Mr. Peters' Connections is a play by Arthur Miller. The title character is a former Pan Am pilot who worked for the airline in its glory days. He recalls flying into a thousand sunsets and bedding eighteen Rockettes in a month, eventually marrying one of them. Now he is an aging, befuddled man lost in a world he no longer understands.

==Overview==
The serio-comic fantasy is set in an abandoned, dilapidated night club his wife Charlotte is encouraging him to buy. Peters' only interest in the place stems from its location near a shoe store that carries the extra narrow size he requires. Present are a homeless squatter named Adele (who acts as an occasional commentator) and Calvin, the owner of the property. Joining them are Larry, the shoe store proprietor who is searching for his missing wife Cathy Mae, two New Age emissaries – a young pregnant girl named Rose (who might be Peters' long-lost daughter) and her musician-composer friend Leonard, and Charlotte. The CurtainUp reviewer noted the "Pinteresque dialogue."

Miller, in a preface to the play, wrote that the set "should look like whatever the reader or producer imagines as a space where the living and dead may meet."

==Productions==
Miller wrote the play specifically for the Off-Broadway Signature Theater Company, as playwright in residence, which staged it as the final offering of their 1997-98 season. The limited-run production, directed by Garry Hynes, opened on April 28, 1998 and ran until June 21. The cast included Peter Falk as Mr. Peters, Anne Jackson as Charlotte, Jeff Weiss as Calvin, Erica Bradshaw as Adele, Kris Carr as Cathy Mae, Daniel Oreskes as Larry, Alan Mozes as Leonard, and Tari Signor as Rose.

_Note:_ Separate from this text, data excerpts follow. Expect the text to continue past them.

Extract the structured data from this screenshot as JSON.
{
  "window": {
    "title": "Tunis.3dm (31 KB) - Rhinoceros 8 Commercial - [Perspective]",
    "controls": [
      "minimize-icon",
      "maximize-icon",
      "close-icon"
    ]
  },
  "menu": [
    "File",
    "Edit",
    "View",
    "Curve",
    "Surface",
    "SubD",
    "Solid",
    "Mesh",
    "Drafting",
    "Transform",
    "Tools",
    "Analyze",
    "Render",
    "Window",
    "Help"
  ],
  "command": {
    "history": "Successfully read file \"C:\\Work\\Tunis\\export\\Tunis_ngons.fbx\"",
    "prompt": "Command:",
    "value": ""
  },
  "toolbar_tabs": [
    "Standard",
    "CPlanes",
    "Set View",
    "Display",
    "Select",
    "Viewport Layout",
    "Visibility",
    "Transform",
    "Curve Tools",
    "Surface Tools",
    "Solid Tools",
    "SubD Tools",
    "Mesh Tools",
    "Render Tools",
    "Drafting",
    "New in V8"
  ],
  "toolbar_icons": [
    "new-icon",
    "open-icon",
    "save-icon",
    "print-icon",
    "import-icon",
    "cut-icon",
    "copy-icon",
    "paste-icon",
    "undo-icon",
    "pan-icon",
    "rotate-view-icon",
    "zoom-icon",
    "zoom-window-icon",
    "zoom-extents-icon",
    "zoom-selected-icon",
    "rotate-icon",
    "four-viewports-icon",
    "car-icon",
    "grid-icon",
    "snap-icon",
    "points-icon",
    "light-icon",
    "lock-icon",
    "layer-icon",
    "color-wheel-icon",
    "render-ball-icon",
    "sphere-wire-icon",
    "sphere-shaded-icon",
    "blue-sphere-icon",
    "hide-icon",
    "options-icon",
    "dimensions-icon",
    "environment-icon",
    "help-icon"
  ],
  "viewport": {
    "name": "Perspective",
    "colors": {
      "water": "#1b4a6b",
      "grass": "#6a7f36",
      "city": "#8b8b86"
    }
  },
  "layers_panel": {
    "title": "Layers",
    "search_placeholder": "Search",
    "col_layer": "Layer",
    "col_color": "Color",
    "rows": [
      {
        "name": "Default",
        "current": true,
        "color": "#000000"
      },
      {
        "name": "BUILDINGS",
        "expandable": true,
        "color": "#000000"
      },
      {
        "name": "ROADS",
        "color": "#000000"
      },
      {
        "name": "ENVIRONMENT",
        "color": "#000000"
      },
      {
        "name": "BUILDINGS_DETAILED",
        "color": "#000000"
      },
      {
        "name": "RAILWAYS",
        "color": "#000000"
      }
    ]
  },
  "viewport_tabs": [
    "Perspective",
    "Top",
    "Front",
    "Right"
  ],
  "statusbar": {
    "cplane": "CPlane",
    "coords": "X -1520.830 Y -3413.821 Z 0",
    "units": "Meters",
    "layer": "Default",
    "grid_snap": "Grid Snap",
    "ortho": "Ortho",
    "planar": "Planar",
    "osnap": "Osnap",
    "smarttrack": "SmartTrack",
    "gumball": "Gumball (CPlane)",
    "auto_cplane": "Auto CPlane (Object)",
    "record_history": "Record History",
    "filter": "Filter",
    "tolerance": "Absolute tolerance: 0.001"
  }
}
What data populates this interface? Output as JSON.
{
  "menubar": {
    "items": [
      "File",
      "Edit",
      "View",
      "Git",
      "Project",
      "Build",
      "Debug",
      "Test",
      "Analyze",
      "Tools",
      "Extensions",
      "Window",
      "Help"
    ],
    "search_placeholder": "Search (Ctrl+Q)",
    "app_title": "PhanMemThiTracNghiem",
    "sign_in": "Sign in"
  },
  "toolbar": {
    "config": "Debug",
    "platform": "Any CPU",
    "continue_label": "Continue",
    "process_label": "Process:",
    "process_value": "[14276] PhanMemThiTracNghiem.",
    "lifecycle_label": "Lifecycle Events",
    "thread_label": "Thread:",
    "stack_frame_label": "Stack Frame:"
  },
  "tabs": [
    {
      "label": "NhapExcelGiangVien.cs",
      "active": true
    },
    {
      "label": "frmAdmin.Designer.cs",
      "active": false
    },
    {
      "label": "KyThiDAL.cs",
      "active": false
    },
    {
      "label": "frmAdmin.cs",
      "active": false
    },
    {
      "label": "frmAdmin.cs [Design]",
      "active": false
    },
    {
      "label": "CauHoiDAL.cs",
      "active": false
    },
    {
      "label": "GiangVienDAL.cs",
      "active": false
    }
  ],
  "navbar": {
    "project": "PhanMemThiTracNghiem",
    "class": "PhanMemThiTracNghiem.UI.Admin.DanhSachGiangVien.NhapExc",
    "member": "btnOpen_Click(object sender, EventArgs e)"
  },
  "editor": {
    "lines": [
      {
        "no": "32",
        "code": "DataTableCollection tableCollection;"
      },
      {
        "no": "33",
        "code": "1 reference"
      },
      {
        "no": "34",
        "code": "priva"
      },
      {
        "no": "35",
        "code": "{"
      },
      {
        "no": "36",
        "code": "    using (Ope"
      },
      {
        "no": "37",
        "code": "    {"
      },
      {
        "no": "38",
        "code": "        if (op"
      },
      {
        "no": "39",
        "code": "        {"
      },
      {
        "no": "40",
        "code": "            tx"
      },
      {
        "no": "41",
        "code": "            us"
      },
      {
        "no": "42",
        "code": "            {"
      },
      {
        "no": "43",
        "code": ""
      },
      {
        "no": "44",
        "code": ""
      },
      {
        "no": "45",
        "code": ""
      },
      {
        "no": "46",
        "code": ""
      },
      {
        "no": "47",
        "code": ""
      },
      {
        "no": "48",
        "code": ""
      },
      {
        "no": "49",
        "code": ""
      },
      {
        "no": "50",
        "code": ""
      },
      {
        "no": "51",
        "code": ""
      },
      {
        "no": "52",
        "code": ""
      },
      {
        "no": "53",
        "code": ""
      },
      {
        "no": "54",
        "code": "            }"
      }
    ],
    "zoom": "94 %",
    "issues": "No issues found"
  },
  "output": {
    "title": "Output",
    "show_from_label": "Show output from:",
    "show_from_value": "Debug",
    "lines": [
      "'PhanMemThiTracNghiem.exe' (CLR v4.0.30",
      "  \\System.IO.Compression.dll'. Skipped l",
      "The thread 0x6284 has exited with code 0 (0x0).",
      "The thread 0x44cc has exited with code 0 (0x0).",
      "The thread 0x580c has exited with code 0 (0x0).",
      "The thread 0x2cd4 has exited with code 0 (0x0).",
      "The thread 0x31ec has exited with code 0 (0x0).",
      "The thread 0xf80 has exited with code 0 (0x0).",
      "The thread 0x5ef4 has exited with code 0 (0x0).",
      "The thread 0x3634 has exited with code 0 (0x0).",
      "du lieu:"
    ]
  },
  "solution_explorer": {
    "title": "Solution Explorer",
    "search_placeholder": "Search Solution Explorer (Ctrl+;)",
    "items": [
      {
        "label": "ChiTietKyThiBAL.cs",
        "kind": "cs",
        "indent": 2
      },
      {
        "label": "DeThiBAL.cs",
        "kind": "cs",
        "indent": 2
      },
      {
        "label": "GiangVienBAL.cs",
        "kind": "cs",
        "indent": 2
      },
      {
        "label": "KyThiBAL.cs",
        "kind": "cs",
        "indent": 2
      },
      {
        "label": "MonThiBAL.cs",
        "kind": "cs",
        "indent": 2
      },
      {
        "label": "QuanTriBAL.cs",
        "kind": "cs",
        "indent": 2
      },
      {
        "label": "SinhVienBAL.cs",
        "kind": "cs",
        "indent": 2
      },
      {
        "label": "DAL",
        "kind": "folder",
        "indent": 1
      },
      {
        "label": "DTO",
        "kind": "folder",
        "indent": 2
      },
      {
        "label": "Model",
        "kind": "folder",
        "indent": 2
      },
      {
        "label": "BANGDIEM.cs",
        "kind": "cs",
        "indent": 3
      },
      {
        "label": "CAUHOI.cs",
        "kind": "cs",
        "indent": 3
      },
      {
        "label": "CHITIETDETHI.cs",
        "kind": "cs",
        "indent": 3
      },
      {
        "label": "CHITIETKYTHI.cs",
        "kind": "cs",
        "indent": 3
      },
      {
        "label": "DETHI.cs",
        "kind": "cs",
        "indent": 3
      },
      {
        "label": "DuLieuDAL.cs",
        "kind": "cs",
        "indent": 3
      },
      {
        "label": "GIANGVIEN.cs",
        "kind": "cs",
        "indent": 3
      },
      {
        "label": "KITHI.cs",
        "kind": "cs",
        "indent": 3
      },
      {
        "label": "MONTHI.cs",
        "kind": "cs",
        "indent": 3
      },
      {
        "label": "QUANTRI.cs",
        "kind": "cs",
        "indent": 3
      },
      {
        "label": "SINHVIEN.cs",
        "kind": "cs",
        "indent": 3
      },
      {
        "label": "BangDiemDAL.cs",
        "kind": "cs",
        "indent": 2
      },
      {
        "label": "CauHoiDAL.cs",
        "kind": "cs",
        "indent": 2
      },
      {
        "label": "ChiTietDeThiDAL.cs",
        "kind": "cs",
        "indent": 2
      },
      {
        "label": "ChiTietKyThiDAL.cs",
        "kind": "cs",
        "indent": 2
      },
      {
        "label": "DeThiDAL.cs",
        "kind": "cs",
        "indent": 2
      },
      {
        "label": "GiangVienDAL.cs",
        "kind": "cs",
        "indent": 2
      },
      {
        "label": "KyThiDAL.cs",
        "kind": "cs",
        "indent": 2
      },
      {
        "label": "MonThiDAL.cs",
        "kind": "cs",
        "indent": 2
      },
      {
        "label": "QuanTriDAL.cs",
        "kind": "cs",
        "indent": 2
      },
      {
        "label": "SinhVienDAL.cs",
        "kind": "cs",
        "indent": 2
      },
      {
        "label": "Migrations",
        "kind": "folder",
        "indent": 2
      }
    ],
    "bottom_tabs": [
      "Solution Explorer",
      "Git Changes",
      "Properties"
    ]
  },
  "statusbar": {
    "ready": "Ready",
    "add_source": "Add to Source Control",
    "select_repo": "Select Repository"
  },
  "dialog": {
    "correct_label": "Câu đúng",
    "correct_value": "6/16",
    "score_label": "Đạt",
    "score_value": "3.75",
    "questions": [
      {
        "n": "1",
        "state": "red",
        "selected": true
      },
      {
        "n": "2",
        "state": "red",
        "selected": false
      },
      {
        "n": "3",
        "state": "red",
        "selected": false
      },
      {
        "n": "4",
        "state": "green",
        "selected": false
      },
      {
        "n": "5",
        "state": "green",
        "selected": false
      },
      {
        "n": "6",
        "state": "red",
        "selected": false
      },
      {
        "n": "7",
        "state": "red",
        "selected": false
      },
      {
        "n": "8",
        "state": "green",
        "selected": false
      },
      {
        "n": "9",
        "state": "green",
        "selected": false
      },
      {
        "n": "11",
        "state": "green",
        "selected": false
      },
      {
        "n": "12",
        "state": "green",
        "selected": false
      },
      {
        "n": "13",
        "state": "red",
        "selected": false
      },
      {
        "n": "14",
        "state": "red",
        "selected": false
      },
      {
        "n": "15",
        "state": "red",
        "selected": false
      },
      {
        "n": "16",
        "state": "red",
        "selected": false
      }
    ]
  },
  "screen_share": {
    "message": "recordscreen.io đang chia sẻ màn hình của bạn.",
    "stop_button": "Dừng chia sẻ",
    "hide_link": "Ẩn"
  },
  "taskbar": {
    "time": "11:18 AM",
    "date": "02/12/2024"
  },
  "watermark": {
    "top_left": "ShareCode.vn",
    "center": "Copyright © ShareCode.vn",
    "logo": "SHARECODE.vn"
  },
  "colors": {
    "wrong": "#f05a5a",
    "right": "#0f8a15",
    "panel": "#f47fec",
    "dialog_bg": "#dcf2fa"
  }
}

In his review in The New York Times, Ben Brantley described the play as "a numbing experience. The work is an example of the experimental, ruminative style the dramatist has adopted of late, an approach that is by no means his most effective . . . his recent exercises in abstraction have an oddly old-fashioned feeling . . . though Connections may portray a world of baffling ambiguity, the ways in which it does so tend to be blunt and even clumsy."

The play was produced at the Guthrie Theatre, Minneapolis, Minnesota, opening in November 1999 and directed by James Houghton.

The play opened in London at the Almeida Theatre on July 26, 2000. Directed by Michael Blakemore, John Cullum starred as Mr. Peters.